9.     Hierarki Kebutuhan Maslow
a.     Karena insan mempunyai banyak kebutuhan, pada waktu tertentu kebutuhan manakah yang mereka coba untuk dipenuhi.  Maslow  mengemukakan hirarki atau tingkatan kebutuhan yang terdiri atas dua bagian utama ialah:
1.     Kebutuhan Dasar, berada pada hierarki paling bawah, terdiri dari (a) keperluan fisiologis; (b) kebutuhan akan rasa aman; c) kebutuhan untuk dicintai; (d) kebutuhan untuk dihargai ; dan
2.     Kebutuhan Tumbuh, yang berada di atas kebutuhan dasar, berisikan: (a) kebutuhan untuk mengenali dan memahami; (b) kebutuhan keindahan; dan (c) kebutuhan aktualisasi diri.

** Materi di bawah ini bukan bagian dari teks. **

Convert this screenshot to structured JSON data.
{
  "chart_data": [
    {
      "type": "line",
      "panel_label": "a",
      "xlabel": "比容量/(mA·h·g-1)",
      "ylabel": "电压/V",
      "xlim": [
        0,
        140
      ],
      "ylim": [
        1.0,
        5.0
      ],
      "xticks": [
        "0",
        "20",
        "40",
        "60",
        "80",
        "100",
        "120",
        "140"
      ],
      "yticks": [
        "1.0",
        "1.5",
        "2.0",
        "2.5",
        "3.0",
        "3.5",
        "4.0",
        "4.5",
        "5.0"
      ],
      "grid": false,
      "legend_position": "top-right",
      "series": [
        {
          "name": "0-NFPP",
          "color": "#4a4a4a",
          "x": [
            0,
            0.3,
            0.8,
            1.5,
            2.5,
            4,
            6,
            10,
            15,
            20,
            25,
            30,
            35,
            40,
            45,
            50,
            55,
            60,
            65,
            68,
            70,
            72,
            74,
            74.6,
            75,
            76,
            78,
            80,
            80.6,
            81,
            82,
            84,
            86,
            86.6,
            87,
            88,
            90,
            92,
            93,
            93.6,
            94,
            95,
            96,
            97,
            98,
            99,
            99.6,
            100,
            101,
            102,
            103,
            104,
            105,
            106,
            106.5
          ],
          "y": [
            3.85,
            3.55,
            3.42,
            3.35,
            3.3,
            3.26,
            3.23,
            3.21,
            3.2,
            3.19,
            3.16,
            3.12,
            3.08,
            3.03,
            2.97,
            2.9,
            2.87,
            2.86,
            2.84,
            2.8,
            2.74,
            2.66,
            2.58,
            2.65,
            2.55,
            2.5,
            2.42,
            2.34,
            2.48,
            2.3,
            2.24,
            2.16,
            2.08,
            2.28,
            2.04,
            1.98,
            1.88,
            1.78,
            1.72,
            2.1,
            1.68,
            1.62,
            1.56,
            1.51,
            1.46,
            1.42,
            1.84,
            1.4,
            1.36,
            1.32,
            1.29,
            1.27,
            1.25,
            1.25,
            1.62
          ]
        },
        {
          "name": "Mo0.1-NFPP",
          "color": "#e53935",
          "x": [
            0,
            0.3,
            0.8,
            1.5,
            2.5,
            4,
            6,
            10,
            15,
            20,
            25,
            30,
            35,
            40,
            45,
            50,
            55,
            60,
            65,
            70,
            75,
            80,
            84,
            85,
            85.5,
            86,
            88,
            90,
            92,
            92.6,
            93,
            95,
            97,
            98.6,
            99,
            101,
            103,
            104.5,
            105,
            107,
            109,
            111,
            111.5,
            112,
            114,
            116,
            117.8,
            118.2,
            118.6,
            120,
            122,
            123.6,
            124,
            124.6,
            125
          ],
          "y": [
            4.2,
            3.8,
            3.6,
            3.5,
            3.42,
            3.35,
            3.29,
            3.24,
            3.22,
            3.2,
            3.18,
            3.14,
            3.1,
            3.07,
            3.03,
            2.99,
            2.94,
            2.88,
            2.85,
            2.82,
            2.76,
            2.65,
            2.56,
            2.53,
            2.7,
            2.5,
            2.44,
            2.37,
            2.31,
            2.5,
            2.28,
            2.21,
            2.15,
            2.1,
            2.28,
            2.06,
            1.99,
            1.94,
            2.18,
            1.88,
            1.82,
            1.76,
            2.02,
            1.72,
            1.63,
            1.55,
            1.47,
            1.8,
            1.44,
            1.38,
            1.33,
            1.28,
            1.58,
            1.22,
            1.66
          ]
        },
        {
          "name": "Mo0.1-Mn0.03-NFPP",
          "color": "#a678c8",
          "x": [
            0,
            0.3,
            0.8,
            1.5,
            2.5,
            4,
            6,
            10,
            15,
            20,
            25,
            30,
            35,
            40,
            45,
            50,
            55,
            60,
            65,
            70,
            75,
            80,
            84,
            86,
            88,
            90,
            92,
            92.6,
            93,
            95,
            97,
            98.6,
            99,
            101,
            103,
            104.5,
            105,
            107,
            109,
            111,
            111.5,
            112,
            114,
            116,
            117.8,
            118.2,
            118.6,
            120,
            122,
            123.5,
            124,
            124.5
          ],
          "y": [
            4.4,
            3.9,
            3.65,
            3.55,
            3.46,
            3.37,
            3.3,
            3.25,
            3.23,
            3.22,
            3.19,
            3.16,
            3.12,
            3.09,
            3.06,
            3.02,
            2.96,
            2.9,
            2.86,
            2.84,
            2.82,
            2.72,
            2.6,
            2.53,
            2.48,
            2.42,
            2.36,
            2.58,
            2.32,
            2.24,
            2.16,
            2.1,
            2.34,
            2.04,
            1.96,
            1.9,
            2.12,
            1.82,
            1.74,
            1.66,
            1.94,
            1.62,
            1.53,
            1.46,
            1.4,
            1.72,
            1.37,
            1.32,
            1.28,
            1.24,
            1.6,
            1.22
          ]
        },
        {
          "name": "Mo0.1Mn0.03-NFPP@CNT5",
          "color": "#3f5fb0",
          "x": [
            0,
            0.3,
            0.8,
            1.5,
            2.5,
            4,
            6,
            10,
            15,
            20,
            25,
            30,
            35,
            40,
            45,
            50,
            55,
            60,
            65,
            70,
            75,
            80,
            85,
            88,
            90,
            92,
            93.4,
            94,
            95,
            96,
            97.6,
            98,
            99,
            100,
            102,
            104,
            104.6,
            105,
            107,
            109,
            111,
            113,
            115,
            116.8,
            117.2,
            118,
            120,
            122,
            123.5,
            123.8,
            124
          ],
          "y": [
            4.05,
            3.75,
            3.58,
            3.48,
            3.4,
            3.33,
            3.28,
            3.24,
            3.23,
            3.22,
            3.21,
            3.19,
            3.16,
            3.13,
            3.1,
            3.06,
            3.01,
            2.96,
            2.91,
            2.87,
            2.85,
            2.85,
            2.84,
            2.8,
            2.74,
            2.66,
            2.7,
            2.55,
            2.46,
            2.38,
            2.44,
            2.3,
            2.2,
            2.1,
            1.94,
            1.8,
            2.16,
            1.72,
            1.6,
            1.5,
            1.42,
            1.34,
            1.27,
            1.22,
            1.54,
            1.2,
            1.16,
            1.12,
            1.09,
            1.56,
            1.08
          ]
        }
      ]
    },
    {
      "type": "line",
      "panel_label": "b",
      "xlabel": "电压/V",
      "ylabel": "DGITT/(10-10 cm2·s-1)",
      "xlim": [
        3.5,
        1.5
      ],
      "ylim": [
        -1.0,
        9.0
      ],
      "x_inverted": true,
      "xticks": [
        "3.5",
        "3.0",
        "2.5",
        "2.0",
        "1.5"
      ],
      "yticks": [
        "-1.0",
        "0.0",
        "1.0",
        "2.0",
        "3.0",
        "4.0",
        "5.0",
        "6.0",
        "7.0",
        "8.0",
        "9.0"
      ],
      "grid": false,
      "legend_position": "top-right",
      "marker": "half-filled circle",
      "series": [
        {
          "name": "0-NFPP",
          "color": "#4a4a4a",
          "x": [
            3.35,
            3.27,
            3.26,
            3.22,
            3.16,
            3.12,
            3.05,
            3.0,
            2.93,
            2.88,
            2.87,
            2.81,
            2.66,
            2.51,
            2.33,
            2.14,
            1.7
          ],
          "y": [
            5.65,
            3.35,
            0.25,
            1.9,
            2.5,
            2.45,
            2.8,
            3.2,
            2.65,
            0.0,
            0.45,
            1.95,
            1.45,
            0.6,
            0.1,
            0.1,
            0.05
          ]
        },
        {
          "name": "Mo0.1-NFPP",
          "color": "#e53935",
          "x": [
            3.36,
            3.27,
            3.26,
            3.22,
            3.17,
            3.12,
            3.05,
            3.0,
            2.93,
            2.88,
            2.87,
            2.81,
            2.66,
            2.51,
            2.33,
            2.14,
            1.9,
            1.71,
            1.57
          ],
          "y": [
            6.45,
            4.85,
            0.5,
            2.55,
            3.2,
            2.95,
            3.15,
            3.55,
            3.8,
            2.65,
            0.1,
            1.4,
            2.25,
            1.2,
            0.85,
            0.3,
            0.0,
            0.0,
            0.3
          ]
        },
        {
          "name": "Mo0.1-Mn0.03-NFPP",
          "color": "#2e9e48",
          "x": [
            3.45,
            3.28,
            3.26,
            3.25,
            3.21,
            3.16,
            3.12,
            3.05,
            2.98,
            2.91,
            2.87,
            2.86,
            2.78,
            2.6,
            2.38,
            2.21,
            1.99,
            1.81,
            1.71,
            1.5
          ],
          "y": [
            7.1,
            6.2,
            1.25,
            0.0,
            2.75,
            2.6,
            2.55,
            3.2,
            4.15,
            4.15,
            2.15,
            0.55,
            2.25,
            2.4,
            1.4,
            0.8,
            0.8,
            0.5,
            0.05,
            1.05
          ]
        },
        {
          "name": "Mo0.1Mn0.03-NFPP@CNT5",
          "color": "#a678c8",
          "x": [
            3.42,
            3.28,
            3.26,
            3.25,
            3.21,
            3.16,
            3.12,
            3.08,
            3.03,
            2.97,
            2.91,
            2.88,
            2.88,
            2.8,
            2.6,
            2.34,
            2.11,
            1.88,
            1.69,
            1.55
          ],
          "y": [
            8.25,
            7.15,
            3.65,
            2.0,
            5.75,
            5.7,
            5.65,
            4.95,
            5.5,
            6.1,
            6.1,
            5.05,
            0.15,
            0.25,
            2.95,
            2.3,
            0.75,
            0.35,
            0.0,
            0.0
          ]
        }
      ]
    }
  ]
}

b.     Menurut teori keperluan Maslow, keperluan yang berada pada hierarki lebih bawah tidak mesti dipenuhi sebagian sebelum seseorang akan menjajal untuk memiliki kebutuhan yang lebih tinggi tingkatannya. Sebagai misal seorang yang lapar atau seorang yang secara fisik dalam bahaya tidak begitu menghiraukan untuk mempertahankan desain diri positip dibandingkan untuk menerima kuliner atau keamanan; namun begitu, orang yang tidak lagi lapar atau tidak lagi dicekam rasa takut, keperluan akan harga diri menjadi penting,demikian Maslow
c.    Konsep penting yang diperkenalkan Maslow ialah perbedaan antara kebutuhan dasar  dan keperluan berkembang. Kebutuhan dasar  (fisiologis, rasa aman, cinta,dan penghargaan) adalah kebutuhan yang penting untuk kebutuhan fisik dan psikologis; keperluan ini mesti dipenuhi. Sekali kebutuhan ini dipenuhi,motivasi seseorang untuk memenuhi  kebutuhan ini surut. Sebaliknya  kebutuhan berkembang, bila keperluan untuk mengetahui dan mengerti sesuatu, menghargai keindahan, atau menumbuhkan dan membuatkan apresiasi (penghargaan) dari orang lain, tidak pernah dapat dipenuhi seluruhnya. Dalam kenyataannya, kian orang mampu menyanggupi  kebutuhan mereka untuk mengetahui dan memahami dunia di sekitarmereka, motivasi mencar ilmu mereka mampu menjadi kian besar dan besar lengan berkuasa.
Dengan mengetahui macam-macam teori belajar dan motivai belajar serta persepsi terhadap tingkahlaku manusia diharapkan semoga guru, dosen  dan mahasiswa dapat menerapkan teori tersebut sesuai dengan kemampuan, situasi dan kondisi lingkungan belajar, sehingga tercipta kenyamanan dan keberhasilan proses pembelajaran.
DAFTAR PUSTAKA
Hamid Darmadi (2010) Kemampuan Dasar Mengajar; Konsep dasar dan Praktek : Penerbit Bandung; Alfabeta
M. Ngalim Purwanto, Psikologi Pendidikan, Bandung, Remaja Rosdakarya, 1990.
R.E, Slavin,.. Educational Psychology: Theory and Practice. Sixth Edition. Boston: Allyn and Bacon. 2000.
Uno, B. Hamzah, Orientasi Baru dalam Psikologi Pembelajaran, Jakarta: PT. Bumi Aksara. 2005.